Je m’engage dans l’escalier mécanique qui mène au quai du métro. Deux hommes se trouvent devant moi, quatre ou cinq marches plus bas. Puisque je déteste rester immobile à attendre, je ne me laisse jamais transporter par un escalier mécanique. Je descends donc jusqu’à eux d’un pas rapide.
Habituellement, on libère le côté gauche pour permettre aux gens de passer. Mais ces hommes occupent toute la largeur, et semblent même ignorer ma présence. Je dois donc rester planté derrière eux, et attendre. Ça m’agace un peu.
Je suis poli. Dans ces situations, qui se produisent malheureusement trop souvent, j’explique aux gens cette loi non écrite du côté gauche. Je le fais de façon respectueuse, avec diplomatie et parfois même avec un brin d’humour. C’est ce que je suis sur le point de faire avec ces deux hommes.
Je suis assez grand, contrairement à celui qui se tient du côté gauche. En plus, il est deux marches plus bas, ce qui fait que j’ai une vue en plongée sur sa tête. Il a les cheveux courts, brun foncé, et couronnés par un cercle de peau bien luisante. C’est comme si la chevelure avait décidé de s’écarter du dessus de son crâne. Un vide circulaire bien dégagé et sans obstacle.
Rien pour bloquer les ondes cérébrales.
Je me suis fait embusquer. Son émetteur télépathique est orienté dans ma direction. C’est pour cela qu’ils me bloquaient le passage. L’homme bouge un peu sa tête, permettant ainsi aux ondes neurotroniques émanant de son cercle lisse de bien s’aligner sur mon cerveau. Ils veulent contrôler mes pensées, faire de moi un esclave catatonique ou remplacer mon esprit par celui d’un des leurs.

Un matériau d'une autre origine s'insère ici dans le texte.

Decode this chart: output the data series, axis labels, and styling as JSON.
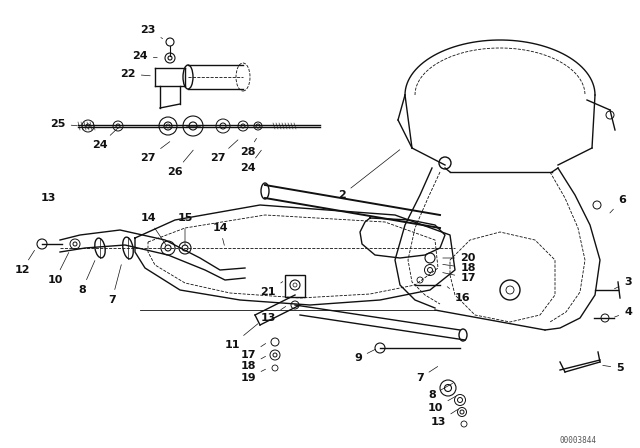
{
  "background_color": "#ffffff",
  "figure_width": 6.4,
  "figure_height": 4.48,
  "dpi": 100,
  "diagram_code": "00003844",
  "line_color": "#111111",
  "label_fontsize": 7.0,
  "label_fontsize_bold": 8.0,
  "label_color": "#111111"
}
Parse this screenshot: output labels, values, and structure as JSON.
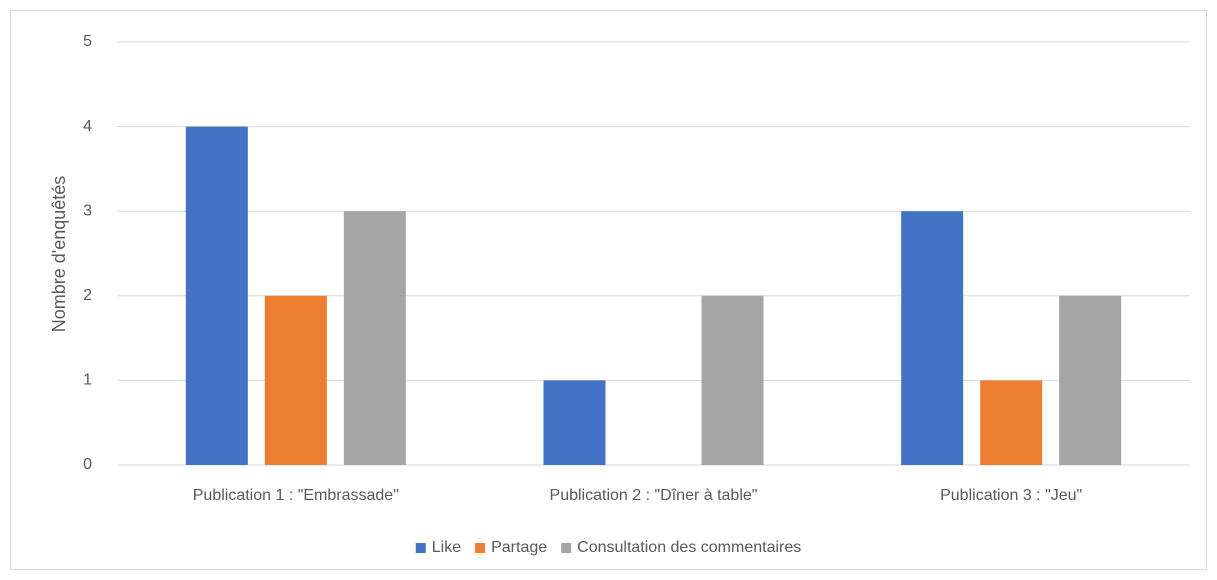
{
  "chart_data": {
    "type": "bar",
    "y_label": "Nombre d'enquêtés",
    "categories": [
      "Publication 1 : \"Embrassade\"",
      "Publication 2 : \"Dîner à table\"",
      "Publication 3 : \"Jeu\""
    ],
    "series": [
      {
        "name": "Like",
        "color": "#4472c4",
        "values": [
          4,
          1,
          3
        ]
      },
      {
        "name": "Partage",
        "color": "#ed7d31",
        "values": [
          2,
          0,
          1
        ]
      },
      {
        "name": "Consultation des commentaires",
        "color": "#a5a5a5",
        "values": [
          3,
          2,
          2
        ]
      }
    ],
    "ylim": [
      0,
      5
    ],
    "yticks": [
      0,
      1,
      2,
      3,
      4,
      5
    ],
    "grid": true,
    "legend": "bottom"
  }
}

Je suis pris derrière eux, et l’escalier mécanique a à peine parcouru la moitié de la distance. Je ressens déjà de légers picotements dans ma tête. Mes oreilles bourdonnent. L’assaut de la calvitie aura raison de moi bien avant que j’arrive en bas.

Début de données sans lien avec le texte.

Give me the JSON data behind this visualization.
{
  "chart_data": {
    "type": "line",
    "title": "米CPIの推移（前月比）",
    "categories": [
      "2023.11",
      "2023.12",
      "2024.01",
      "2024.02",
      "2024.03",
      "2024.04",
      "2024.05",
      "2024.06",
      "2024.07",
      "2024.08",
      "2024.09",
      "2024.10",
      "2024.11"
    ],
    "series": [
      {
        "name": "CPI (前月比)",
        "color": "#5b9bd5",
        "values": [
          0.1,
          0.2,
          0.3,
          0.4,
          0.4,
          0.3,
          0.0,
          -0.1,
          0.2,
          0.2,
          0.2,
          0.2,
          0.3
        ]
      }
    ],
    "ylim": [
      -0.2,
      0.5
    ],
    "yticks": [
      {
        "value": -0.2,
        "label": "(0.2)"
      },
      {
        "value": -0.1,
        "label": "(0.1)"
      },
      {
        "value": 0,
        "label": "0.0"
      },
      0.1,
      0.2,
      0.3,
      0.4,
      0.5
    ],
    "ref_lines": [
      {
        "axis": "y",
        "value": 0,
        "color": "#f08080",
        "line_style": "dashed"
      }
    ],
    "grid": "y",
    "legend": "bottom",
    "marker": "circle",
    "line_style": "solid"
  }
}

Ma vision s’embrouille. Est-ce un symptôme de l’effacement de ma capacité à réfléchir? Ou est-ce plutôt des larmes de tristesse parce que je pense à tous mes souvenirs qui se font effacer?
Je me retourne. Peut-être que, si je fais dos au crâne partiellement dénudé, les effets seront ralentis. Ça me semble logique, puisque les ondes psycho-inhibitrices se retrouveront bloquées par mes cheveux, qui sont assez denses. Et en plus, je me coiffe avec du gel, ce qui rend ma chevelure encore plus imperméable au flot mental ravageur.
Les picotements et le bourdonnement s’estompent. J’avais raison. Les cheveux sont la meilleure façon de lutter contre la calvitie. Ma vision redevient claire, et je vois les escaliers. Je suis redevenu capable de penser maintenant. Je sais que, même si le processus psychique est ralenti, mes pensées ne survivront pas d’ici à ce que je sois arrivé en bas.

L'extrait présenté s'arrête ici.